Médias et hommes politiques : la surenchère

En attendant que ça bouge enfin. C’est-à-dire que ça bouge plus que d’habitude. Car « la norme » serait de deux ou trois cents voitures brûlées chaque week-end, à ce qu’il paraît…
Finalement, après avoir été sollicités de cette manière, des « jeunes » s’exécutent et brûlent un bus, après en avoir quelque peu effrayé le conducteur et les deux ou trois passagers qui s’y trouvaient. Ils ont réussi : on parle d’eux à « la télé » ! Et ces pitoyables « stars » d’un jour, qui cognent faute de savoir parler, en inspirent d’autres. Un second bus brûle…

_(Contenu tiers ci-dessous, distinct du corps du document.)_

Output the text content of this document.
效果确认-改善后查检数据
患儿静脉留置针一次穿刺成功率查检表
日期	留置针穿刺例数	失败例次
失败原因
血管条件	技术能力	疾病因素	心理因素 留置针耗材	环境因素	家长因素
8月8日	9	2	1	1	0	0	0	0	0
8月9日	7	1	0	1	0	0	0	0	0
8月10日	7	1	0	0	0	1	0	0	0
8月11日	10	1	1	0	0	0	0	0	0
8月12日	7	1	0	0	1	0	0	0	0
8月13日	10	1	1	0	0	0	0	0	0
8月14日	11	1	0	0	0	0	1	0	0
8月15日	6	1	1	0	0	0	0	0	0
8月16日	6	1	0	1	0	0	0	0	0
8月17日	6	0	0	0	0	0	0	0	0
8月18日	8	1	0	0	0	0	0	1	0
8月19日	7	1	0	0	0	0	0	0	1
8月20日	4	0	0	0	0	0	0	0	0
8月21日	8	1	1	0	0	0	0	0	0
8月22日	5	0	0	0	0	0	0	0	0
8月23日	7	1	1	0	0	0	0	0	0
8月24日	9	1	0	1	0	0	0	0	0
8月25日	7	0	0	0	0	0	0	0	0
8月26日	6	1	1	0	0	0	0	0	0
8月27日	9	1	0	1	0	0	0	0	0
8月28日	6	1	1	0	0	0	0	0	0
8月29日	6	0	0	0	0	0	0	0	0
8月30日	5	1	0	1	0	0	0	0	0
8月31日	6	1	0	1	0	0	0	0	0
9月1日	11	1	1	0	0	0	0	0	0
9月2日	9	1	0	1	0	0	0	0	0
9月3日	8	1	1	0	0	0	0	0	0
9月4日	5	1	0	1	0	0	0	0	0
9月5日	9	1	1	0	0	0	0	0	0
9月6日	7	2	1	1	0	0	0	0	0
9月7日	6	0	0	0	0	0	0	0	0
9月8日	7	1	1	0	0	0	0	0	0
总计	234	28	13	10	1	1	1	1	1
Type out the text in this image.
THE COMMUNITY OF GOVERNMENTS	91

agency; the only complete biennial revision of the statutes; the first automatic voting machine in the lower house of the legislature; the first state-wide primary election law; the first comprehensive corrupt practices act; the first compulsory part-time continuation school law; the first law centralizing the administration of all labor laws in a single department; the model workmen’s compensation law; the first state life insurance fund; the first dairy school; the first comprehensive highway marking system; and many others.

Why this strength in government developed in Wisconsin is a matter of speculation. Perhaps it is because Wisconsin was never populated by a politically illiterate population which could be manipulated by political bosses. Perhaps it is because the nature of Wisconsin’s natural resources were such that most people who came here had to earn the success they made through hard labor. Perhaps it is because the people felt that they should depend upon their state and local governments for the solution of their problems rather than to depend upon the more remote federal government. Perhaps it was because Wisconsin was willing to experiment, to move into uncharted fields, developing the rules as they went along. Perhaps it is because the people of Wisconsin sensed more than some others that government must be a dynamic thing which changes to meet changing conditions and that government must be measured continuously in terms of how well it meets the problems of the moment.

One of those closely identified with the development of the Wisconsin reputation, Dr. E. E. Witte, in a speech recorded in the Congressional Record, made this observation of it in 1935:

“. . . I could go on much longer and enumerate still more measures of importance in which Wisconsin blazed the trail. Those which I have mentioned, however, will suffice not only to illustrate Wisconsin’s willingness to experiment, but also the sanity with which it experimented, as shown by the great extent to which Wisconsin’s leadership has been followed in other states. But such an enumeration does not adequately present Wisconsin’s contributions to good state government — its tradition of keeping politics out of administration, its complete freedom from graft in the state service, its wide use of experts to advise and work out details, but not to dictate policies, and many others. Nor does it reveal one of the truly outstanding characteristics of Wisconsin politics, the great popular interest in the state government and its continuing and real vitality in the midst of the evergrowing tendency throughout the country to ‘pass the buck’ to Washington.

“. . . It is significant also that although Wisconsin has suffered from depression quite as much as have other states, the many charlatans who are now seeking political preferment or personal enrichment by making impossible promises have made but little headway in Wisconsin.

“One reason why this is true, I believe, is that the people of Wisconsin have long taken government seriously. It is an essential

Nombre de médias en profitent pour y aller de leur petit couplet anti-Sarkozy…Ah oui ! « La faute à Sarko, » on avait oublié…qui a eu le tort d’appeler un chat un chat et un voyou un voyou. Car qui peut nier que brûler une école, un gymnase, la voiture de ses voisins, un bus – et incidemment ses passagers, handicapés y compris- c’est fait par des voyous, voire des criminels…bénéficiant de l’absolution automatique de certains médias ou hommes politiques au motif qu’ils viennent de certains quartiers.
Et c’est comme ça, de fil en aiguille, qu’aujourd’hui dans une école de la République on peut rouer de coups une enseignante qui a « énervé » un élève, sans que quiconque bronche, pendant qu’un autre « jeune » filme la scène pour la diffuser en se délectant. Ou que l’on caillasse une adolescente « coupable » d’avoir mangé un sandwich pendant le Ramadan, et que l’on menace de mort, avec intention de la donner, un autre enseignant qui a eu le malheur d’exprimer publiquement ce qu’il pense d’une religion en passe de devenir intouchable…

Moment stupéfiant le 26 octobre dans « Envoyé Spécial » sur France 2…on y suit un « médiateur » qui, il y un an, en période d’émeutes, est venu traîner ses guêtres dans un quartier qui n’est pas le sien, en pleine nuit, un bidon d’essence vide dans son coffre. Dans sa voiture, ô miracle, un passager qui a une « caméra cachée » et filme son interpellation prévisible. On y voit d’ailleurs des policiers courtois et polis qui l’arrêtent s’étonnent du bidon et de ce qu’il fait là et l’emmènent au commissariat où sa garde à vue sera, nous dit-on de courte durée.

On a vu aussi récemment une femme qui « aurait été traînée de chez elle jusque dans la rue » par une police venue arrêter son fils dealer. Apparemment pas une trace sur elle… Et « cette Maman maltraitée, » cela provoquera, bien entendu, des désordres. Cela va de soi.

Autre séquence il y a peu, dans laquelle on voyait « une deuxième épouse et ses enfants » dans un logement social. Tiens ? Ca existe donc bien cette polygamie avec épouses dispersées pour pouvoir bénéficier d’allocations familiales et de logement ?
A ce propos, un architecte qui fait du logement social « dans des banlieues ou on est tranquil jusqu’à 11 heures car les durs dorment tard le matin, » explique, à propos des deux jeunes gens qui ont trouvé la mort en pénétrant dans un transformateur, que « ces locaux sont fermés à clef, bien entendu et que seuls gardiens d’immeubles et employés de l’EDF en ont les clefs. »

Et il s’interroge dès lors : « Qui a pu ouvrir la porte et pourquoi ? Pour y cacher quelque chose ? Et comment ces deux garçons savaient-ils qu’ils pouvaient entrer dans un local normalement fermé à clef ? Sans compter que la dangerosité de l’endroit est très clairement signalé sur la porte, par écrit et aussi avec des dessins explicites…» Certes.

Heureusement, pour l’heure, la famille de ces garçons a voulu marquer leur mort dans le silence…sans incendier le 20 heures.